08/25/2014 05:38PM ● Published by Morgan Cásarez
Bouquet: The sum of a wine’s aromas; a key determinant of quality.
Cap: Grape solids like pits, skins and stems that rise to the top of a tank during fermentation; what gives red wines color, tannins and weight.
Color: A key determinant of a wine’s age and quality; white wines grow darker in color as they age while red wines turn brownish orange.
Decant: The process of transferring wine from a bottle to another holding vessel. The purpose is generally to aerate a young wine or to separate an older wine from any sediment.
Dry: A wine containing no more than 0.2 percent unfermented sugar.
Enology: The science of wine production; an enologist is a professional winemaker; an enophile is someone who enjoys wine.
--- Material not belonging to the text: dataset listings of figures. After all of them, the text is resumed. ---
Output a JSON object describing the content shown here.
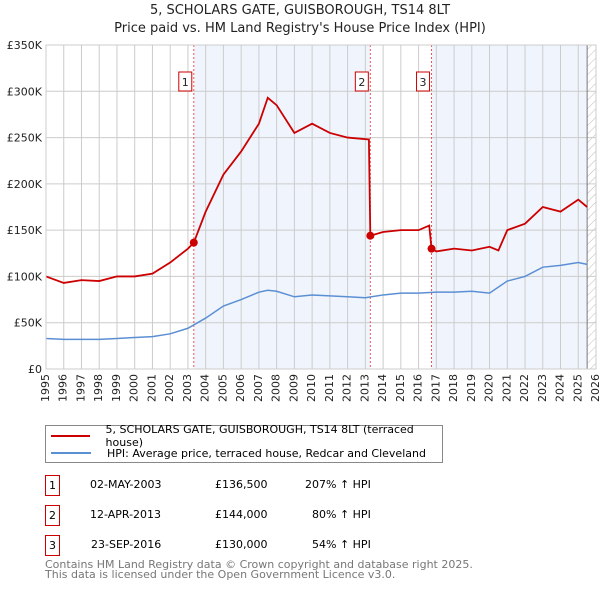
{
  "chart_data": {
    "type": "line",
    "title": "5, SCHOLARS GATE, GUISBOROUGH, TS14 8LT",
    "subtitle": "Price paid vs. HM Land Registry's House Price Index (HPI)",
    "xlim": [
      1995,
      2026
    ],
    "ylim": [
      0,
      350000
    ],
    "yticks": [
      {
        "v": 0,
        "label": "£0"
      },
      {
        "v": 50000,
        "label": "£50K"
      },
      {
        "v": 100000,
        "label": "£100K"
      },
      {
        "v": 150000,
        "label": "£150K"
      },
      {
        "v": 200000,
        "label": "£200K"
      },
      {
        "v": 250000,
        "label": "£250K"
      },
      {
        "v": 300000,
        "label": "£300K"
      },
      {
        "v": 350000,
        "label": "£350K"
      }
    ],
    "xticks": [
      "1995",
      "1996",
      "1997",
      "1998",
      "1999",
      "2000",
      "2001",
      "2002",
      "2003",
      "2004",
      "2005",
      "2006",
      "2007",
      "2008",
      "2009",
      "2010",
      "2011",
      "2012",
      "2013",
      "2014",
      "2015",
      "2016",
      "2017",
      "2018",
      "2019",
      "2020",
      "2021",
      "2022",
      "2023",
      "2024",
      "2025",
      "2026"
    ],
    "grid": true,
    "series": [
      {
        "name": "5, SCHOLARS GATE, GUISBOROUGH, TS14 8LT (terraced house)",
        "color": "#cc0000",
        "x": [
          1995,
          1996,
          1997,
          1998,
          1999,
          2000,
          2001,
          2002,
          2003,
          2003.33,
          2004,
          2005,
          2006,
          2007,
          2007.5,
          2008,
          2009,
          2010,
          2011,
          2012,
          2013.2,
          2013.28,
          2014,
          2015,
          2016,
          2016.6,
          2016.73,
          2017,
          2018,
          2019,
          2020,
          2020.5,
          2021,
          2022,
          2023,
          2024,
          2025,
          2025.5
        ],
        "y": [
          100000,
          93000,
          96000,
          95000,
          100000,
          100000,
          103000,
          115000,
          130000,
          136500,
          170000,
          210000,
          235000,
          265000,
          293000,
          285000,
          255000,
          265000,
          255000,
          250000,
          248000,
          144000,
          148000,
          150000,
          150000,
          155000,
          130000,
          127000,
          130000,
          128000,
          132000,
          128000,
          150000,
          157000,
          175000,
          170000,
          183000,
          175000
        ]
      },
      {
        "name": "HPI: Average price, terraced house, Redcar and Cleveland",
        "color": "#5b8fd4",
        "x": [
          1995,
          1996,
          1997,
          1998,
          1999,
          2000,
          2001,
          2002,
          2003,
          2004,
          2005,
          2006,
          2007,
          2007.5,
          2008,
          2009,
          2010,
          2011,
          2012,
          2013,
          2014,
          2015,
          2016,
          2017,
          2018,
          2019,
          2020,
          2021,
          2022,
          2023,
          2024,
          2025,
          2025.5
        ],
        "y": [
          33000,
          32000,
          32000,
          32000,
          33000,
          34000,
          35000,
          38000,
          44000,
          55000,
          68000,
          75000,
          83000,
          85000,
          84000,
          78000,
          80000,
          79000,
          78000,
          77000,
          80000,
          82000,
          82000,
          83000,
          83000,
          84000,
          82000,
          95000,
          100000,
          110000,
          112000,
          115000,
          113000
        ]
      }
    ],
    "sales": [
      {
        "id": "1",
        "date": "02-MAY-2003",
        "x": 2003.33,
        "price": "£136,500",
        "value": 136500,
        "hpi": "207% ↑ HPI"
      },
      {
        "id": "2",
        "date": "12-APR-2013",
        "x": 2013.28,
        "price": "£144,000",
        "value": 144000,
        "hpi": "80% ↑ HPI"
      },
      {
        "id": "3",
        "date": "23-SEP-2016",
        "x": 2016.73,
        "price": "£130,000",
        "value": 130000,
        "hpi": "54% ↑ HPI"
      }
    ],
    "hatch_from": 2025.5
  },
  "footer": [
    "Contains HM Land Registry data © Crown copyright and database right 2025.",
    "This data is licensed under the Open Government Licence v3.0."
  ]
}
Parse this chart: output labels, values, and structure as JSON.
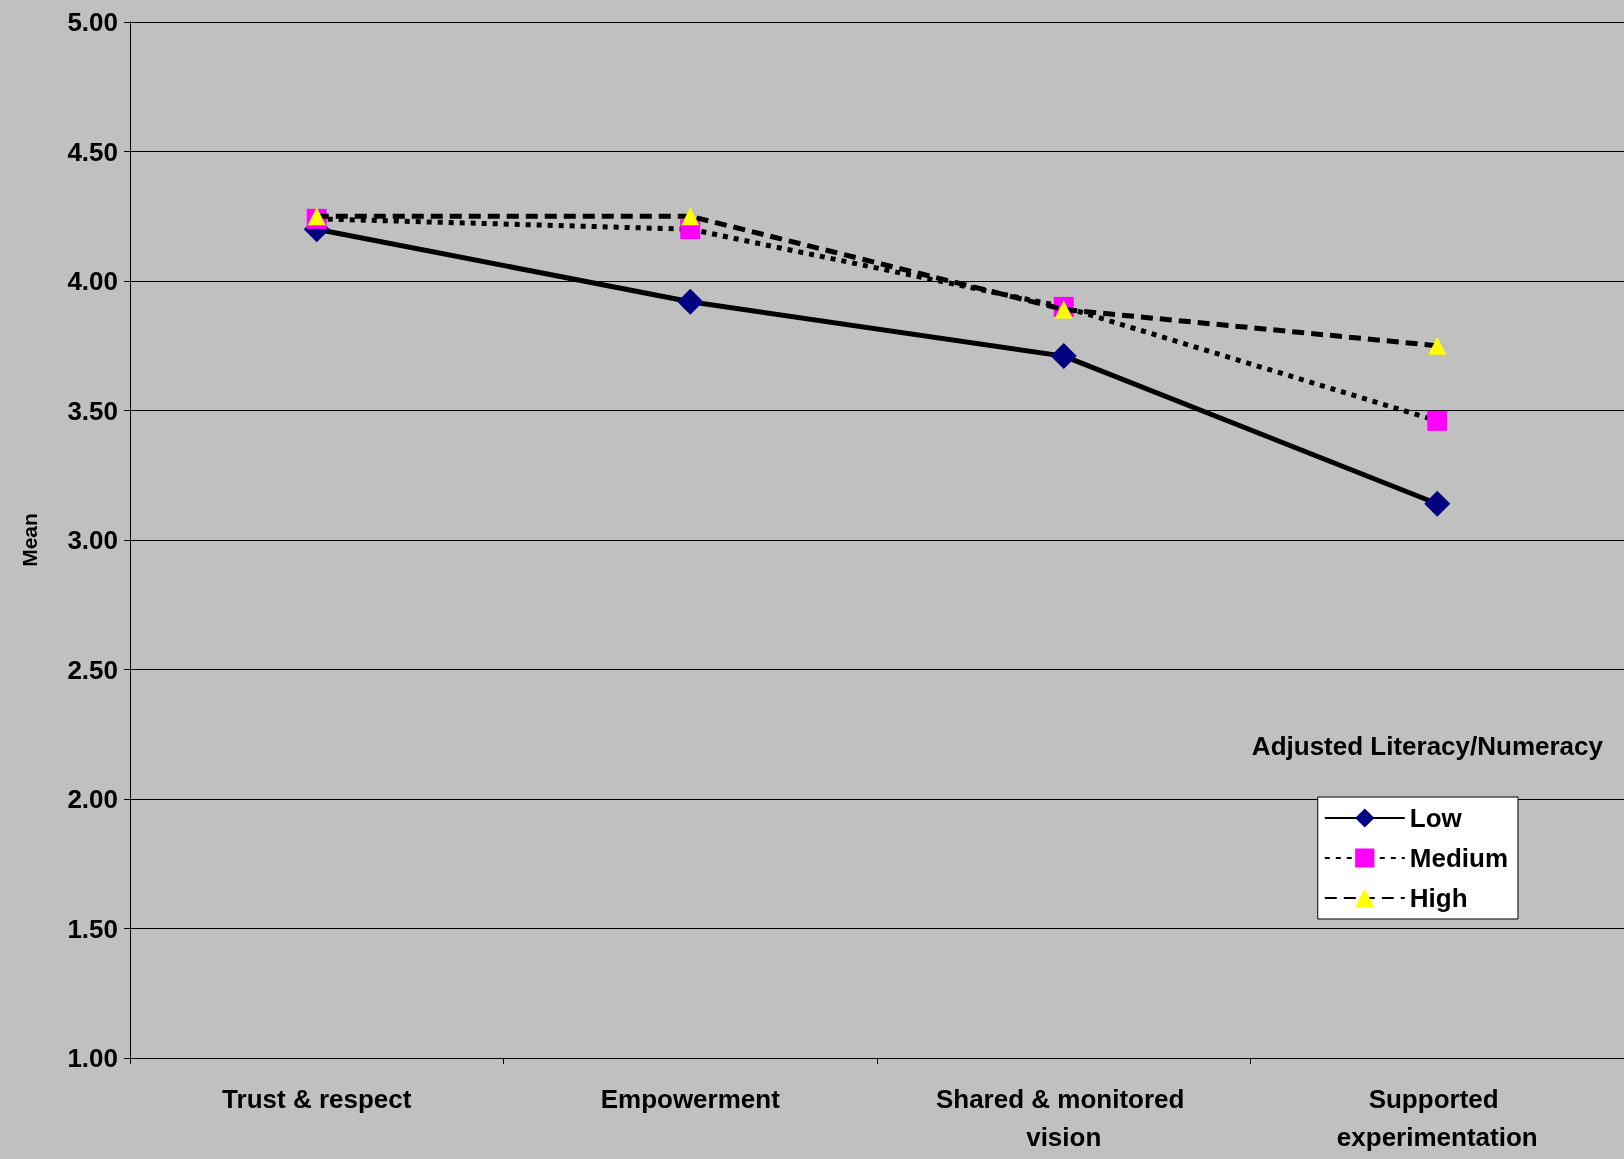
{
  "chart_data": {
    "type": "line",
    "ylabel": "Mean",
    "legend_title": "Adjusted Literacy/Numeracy",
    "categories": [
      "Trust & respect",
      "Empowerment",
      "Shared & monitored vision",
      "Supported experimentation"
    ],
    "series": [
      {
        "name": "Low",
        "color": "#000080",
        "marker": "diamond",
        "line_style": "solid",
        "values": [
          4.2,
          3.92,
          3.71,
          3.14
        ]
      },
      {
        "name": "Medium",
        "color": "#ff00ff",
        "marker": "square",
        "line_style": "dotted",
        "values": [
          4.24,
          4.2,
          3.9,
          3.46
        ]
      },
      {
        "name": "High",
        "color": "#ffff00",
        "marker": "triangle",
        "line_style": "dashed",
        "values": [
          4.25,
          4.25,
          3.89,
          3.75
        ]
      }
    ],
    "ylim": [
      1,
      5
    ],
    "yticks": [
      {
        "value": 1,
        "label": "1.00"
      },
      {
        "value": 1.5,
        "label": "1.50"
      },
      {
        "value": 2,
        "label": "2.00"
      },
      {
        "value": 2.5,
        "label": "2.50"
      },
      {
        "value": 3,
        "label": "3.00"
      },
      {
        "value": 3.5,
        "label": "3.50"
      },
      {
        "value": 4,
        "label": "4.00"
      },
      {
        "value": 4.5,
        "label": "4.50"
      },
      {
        "value": 5,
        "label": "5.00"
      }
    ],
    "grid": "y",
    "legend": "bottom right"
  }
}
Fortified Wine: A wine in which Brandy is introduced during fermentation; sugars and sweetness are high due to the suspended fermentation.
Gran Reserva: A Spanish term used for wines that are aged in wood and bottles for at least five years prior to release.
Hybrid: The genetic crossing of two or more grape types; common hybrids include Mueller-Thurgau and Baccus.
Jeroboam: An oversized bottle equal to six regular 750 ml bottles.
Lees: Heavy sediment left in the barrel by fermenting wines; a combination of spent yeast cells and grape solids.
Legs: A term used to describe how wine sticks to the inside of a wineglass after drinking or swirling.
Maceration: The process of allowing grape juice and skins to ferment together, thereby imparting color, tannins and aromas.
Oxidized: A wine that is no longer fresh because it was exposed to too much air.
Plonk: A derogatory name for cheap, poor-tasting wine.
Reserve: A largely American term indicating a wine of higher quality; it has no legal meaning.
Terroir: A French term for the combination of soil, climate, and all other factors that influence the ultimate character of a wine.
Varietal: A wine made from just one grape type and named after that grape; the opposite of a blend.
Yeast: Organisms that issue enzymes that trigger the fermentation process; yeasts can be natural or commercial.